Those are the steps Frank Merlotti Jr. plans to follow in his new role as head of Steelcase Inc.’s North American operations.
On the agenda for Merlotti’s early tenure at the office furniture maker is a period of reaching out to and learning from Steelcase employees, suppliers and dealers as he helps to formulate a strategy for the company’s rebound from a downward spiral that has pushed revenues down by 36 percent from two years ago, resulting in thousands of job cuts, plant closings and repeated financial losses.
“My first 100 days are going to be mostly in a listening mode with dealers, suppliers and employees,” said Merlotti, who assumed the presidency of Steelcase North America on Sept. 30.
“They’re going to help me understand and they’re all going to come at it from different perspectives,” he said. “I think it would be dangerous for me to walk in with a lot of preconceived notions about what we should do and how we should do it.”
Merlotti succeeds Steelcase’s former North American president, Robert Ballard, who retired late last year.
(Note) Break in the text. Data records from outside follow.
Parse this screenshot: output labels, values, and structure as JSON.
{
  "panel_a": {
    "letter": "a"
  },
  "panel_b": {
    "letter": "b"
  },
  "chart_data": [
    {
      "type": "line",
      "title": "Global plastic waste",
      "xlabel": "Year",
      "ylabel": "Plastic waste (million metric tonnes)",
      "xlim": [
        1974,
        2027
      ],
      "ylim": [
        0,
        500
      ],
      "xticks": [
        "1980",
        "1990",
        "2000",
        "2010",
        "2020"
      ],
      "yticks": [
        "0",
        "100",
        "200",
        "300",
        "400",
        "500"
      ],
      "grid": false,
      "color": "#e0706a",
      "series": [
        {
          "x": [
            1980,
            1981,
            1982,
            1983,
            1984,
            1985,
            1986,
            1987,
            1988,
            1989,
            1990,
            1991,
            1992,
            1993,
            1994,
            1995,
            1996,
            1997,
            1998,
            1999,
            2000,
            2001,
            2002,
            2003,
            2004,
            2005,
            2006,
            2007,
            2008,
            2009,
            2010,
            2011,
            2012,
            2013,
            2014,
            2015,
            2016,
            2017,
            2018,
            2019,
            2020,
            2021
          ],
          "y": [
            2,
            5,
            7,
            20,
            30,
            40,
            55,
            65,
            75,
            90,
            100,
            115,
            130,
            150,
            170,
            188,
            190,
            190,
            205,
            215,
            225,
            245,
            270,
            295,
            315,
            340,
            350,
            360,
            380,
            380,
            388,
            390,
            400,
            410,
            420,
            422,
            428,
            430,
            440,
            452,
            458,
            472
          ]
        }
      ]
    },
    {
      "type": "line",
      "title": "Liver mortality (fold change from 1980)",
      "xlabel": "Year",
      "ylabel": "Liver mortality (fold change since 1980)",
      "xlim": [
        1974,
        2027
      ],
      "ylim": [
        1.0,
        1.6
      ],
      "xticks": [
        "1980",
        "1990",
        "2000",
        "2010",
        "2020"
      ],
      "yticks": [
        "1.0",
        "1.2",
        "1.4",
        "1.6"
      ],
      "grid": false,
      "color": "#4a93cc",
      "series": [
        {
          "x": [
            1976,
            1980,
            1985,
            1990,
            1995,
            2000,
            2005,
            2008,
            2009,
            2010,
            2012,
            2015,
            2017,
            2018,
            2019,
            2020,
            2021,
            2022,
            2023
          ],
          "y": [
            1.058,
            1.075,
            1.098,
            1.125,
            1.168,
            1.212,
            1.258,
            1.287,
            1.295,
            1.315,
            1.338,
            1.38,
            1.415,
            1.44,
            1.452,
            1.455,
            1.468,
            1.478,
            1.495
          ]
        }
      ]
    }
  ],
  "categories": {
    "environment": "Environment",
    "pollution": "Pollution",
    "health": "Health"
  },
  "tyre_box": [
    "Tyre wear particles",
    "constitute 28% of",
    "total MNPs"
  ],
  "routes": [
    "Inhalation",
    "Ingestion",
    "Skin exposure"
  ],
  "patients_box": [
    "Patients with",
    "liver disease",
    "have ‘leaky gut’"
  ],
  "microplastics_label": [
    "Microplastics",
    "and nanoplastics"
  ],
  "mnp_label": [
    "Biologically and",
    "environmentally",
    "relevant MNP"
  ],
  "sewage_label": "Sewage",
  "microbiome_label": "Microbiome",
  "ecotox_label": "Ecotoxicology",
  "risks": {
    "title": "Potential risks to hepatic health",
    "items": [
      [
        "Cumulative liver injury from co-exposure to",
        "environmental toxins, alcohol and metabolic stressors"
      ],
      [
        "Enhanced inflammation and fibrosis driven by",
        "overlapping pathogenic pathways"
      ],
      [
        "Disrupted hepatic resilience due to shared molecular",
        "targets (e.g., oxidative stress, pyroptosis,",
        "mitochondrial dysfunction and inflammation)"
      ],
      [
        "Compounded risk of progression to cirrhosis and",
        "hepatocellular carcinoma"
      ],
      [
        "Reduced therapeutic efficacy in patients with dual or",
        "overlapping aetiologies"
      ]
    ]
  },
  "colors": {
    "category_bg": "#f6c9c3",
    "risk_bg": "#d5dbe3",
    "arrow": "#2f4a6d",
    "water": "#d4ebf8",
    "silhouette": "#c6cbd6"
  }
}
He is responsible for overseeing all aspects of a business segment that, as of the most recent quarter, generates 80 percent of Steelcase’s revenues.
Merlotti has more than 15 years of experience in the industry, serving more than eight years as president of the Steelcase subsidiary Metropolitan Furniture and then as CEO of G&T Industries Inc., a Grand Rapids firm that supplies foam and soft-surface materials for office furniture manufacturers.
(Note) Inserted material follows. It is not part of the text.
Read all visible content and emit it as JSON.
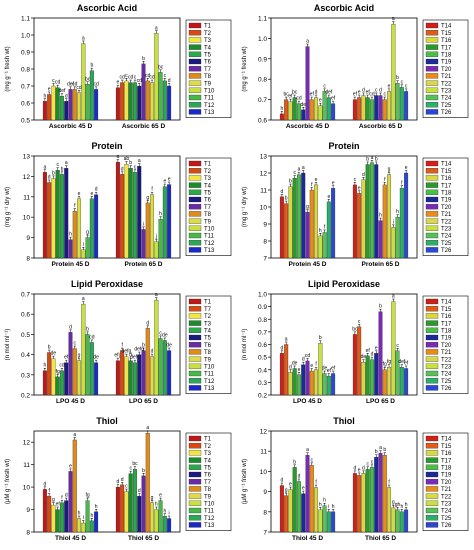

In announcing Merlotti’s appointment last month, Steelcase President and CEO James Hackett cited his success in developing a product portfolio at Metropolitan Furniture that helped to improve revenues and profitability, as well as his ability to transform G&T Industries and improve performance there.
“Frank’s understanding of Steelcase’s vision, his ability to implement strategy and his track record in achieving superior results make him the right choice,” Hackett said. “As part of my leadership team, Frank will infuse energy throughout our North American business, helping the team manage through this downturn so we are well prepared for an economic recovery. He knows how to unite people around a common vision and excel in times of continued change. This will enable us to advance our strategy while exceeding our customers’ expectations.”
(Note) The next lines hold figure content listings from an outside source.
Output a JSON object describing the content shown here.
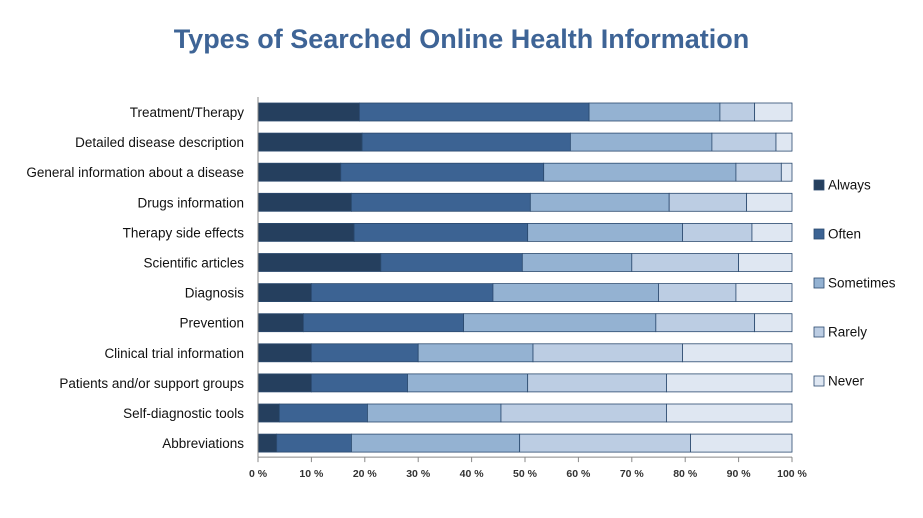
{
  "chart_data": {
    "type": "bar",
    "orientation": "horizontal",
    "stacked": true,
    "title": "Types of Searched Online Health Information",
    "categories": [
      "Treatment/Therapy",
      "Detailed disease description",
      "General information about a disease",
      "Drugs information",
      "Therapy side effects",
      "Scientific articles",
      "Diagnosis",
      "Prevention",
      "Clinical trial information",
      "Patients and/or support groups",
      "Self-diagnostic tools",
      "Abbreviations"
    ],
    "series": [
      {
        "name": "Always",
        "color": "#253f5e",
        "values": [
          19,
          19.5,
          15.5,
          17.5,
          18,
          23,
          10,
          8.5,
          10,
          10,
          4,
          3.5
        ]
      },
      {
        "name": "Often",
        "color": "#3c6393",
        "values": [
          43,
          39,
          38,
          33.5,
          32.5,
          26.5,
          34,
          30,
          20,
          18,
          16.5,
          14
        ]
      },
      {
        "name": "Sometimes",
        "color": "#94b2d2",
        "values": [
          24.5,
          26.5,
          36,
          26,
          29,
          20.5,
          31,
          36,
          21.5,
          22.5,
          25,
          31.5
        ]
      },
      {
        "name": "Rarely",
        "color": "#bccde3",
        "values": [
          6.5,
          12,
          8.5,
          14.5,
          13,
          20,
          14.5,
          18.5,
          28,
          26,
          31,
          32
        ]
      },
      {
        "name": "Never",
        "color": "#dfe7f2",
        "values": [
          7,
          3,
          2,
          8.5,
          7.5,
          10,
          10.5,
          7,
          20.5,
          23.5,
          23.5,
          19
        ]
      }
    ],
    "xlim": [
      0,
      100
    ],
    "xticks": [
      "0 %",
      "10 %",
      "20 %",
      "30 %",
      "40 %",
      "50 %",
      "60 %",
      "70 %",
      "80 %",
      "90 %",
      "100 %"
    ],
    "legend_position": "right",
    "grid": false
  }
}
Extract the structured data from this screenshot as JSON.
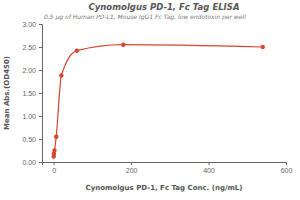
{
  "chart_data": {
    "type": "scatter",
    "title": "Cynomolgus PD-1, Fc Tag ELISA",
    "subtitle": "0.5 μg of Human PD-L1, Mouse IgG1 Fc Tag, low endotoxin per well",
    "x_label": "Cynomolgus PD-1, Fc Tag Conc. (ng/mL)",
    "y_label": "Mean Abs.(OD450)",
    "x": [
      0.25,
      0.74,
      2.22,
      6.67,
      20,
      60,
      180,
      540
    ],
    "values": [
      0.12,
      0.18,
      0.25,
      0.55,
      1.88,
      2.42,
      2.55,
      2.5
    ],
    "color": "#d9432f",
    "marker": "circle",
    "line_style": "solid",
    "xlim": [
      -30,
      600
    ],
    "xticks": [
      0,
      200,
      400,
      600
    ],
    "ylim": [
      0,
      3
    ],
    "yticks": [
      {
        "value": 0,
        "label": "0.00"
      },
      {
        "value": 0.5,
        "label": "0.50"
      },
      {
        "value": 1,
        "label": "1.00"
      },
      {
        "value": 1.5,
        "label": "1.50"
      },
      {
        "value": 2,
        "label": "2.00"
      },
      {
        "value": 2.5,
        "label": "2.50"
      },
      {
        "value": 3,
        "label": "3.00"
      }
    ],
    "grid": false
  }
}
After hearing input from employees, suppliers and dealers, Merlotti will put together a plan for the North American division for implementation early next year, he said. While it’s too early to gauge any potential changes that may occur, including within the organizational structure, Merlotti is committed to making the changes he identifies as needed.
“If they’re there to be made, we’ll make them,” he said.
Among his goals is speeding up the process for developing and bringing new products to market. Merlotti said he’s also fully committed to Steelcase’s “AFT” strategy of developing products that integrate office architecture, furnishings and technology to help people work more efficiently and effectively.
“The overall umbrella is entrenched and I’m committed to it,” he said. “I’m coming in very much in support of the direction of the company.”
While much of his work will focus on positioning Steelcase for an economic rebound, Merlotti said he isn’t dwelling on the industry downturn that has seen industrywide sales plunge 32 percent from $13.2 billion in 2000 to a projected $8.9 billion for 2002 — a sales level that was last seen in 1994.
Midway through its 2003 fiscal year, Steelcase has experienced a 23.3 percent sales decline, to $1.3 billion, from year-ago levels. Sales are off 35.8 percent from two years ago, just prior to the beginning of the slide.
Steelcase expects a quarterly sequential increase in sales for the current third quarter, to $630 million, although it expects to post a pre-charge loss of $7 million to $15 million. The fourth quarter of FY 2003 is expected to come in at between break-even and a loss of $7 million.
“I’m not too worried about the economic landscape. It is what it is,” Merlotti said. “This too will pass.”
There’s still nearly $9 billion of business available for office furniture makers to compete for, he said, and “you basically have to go after the business that is there.”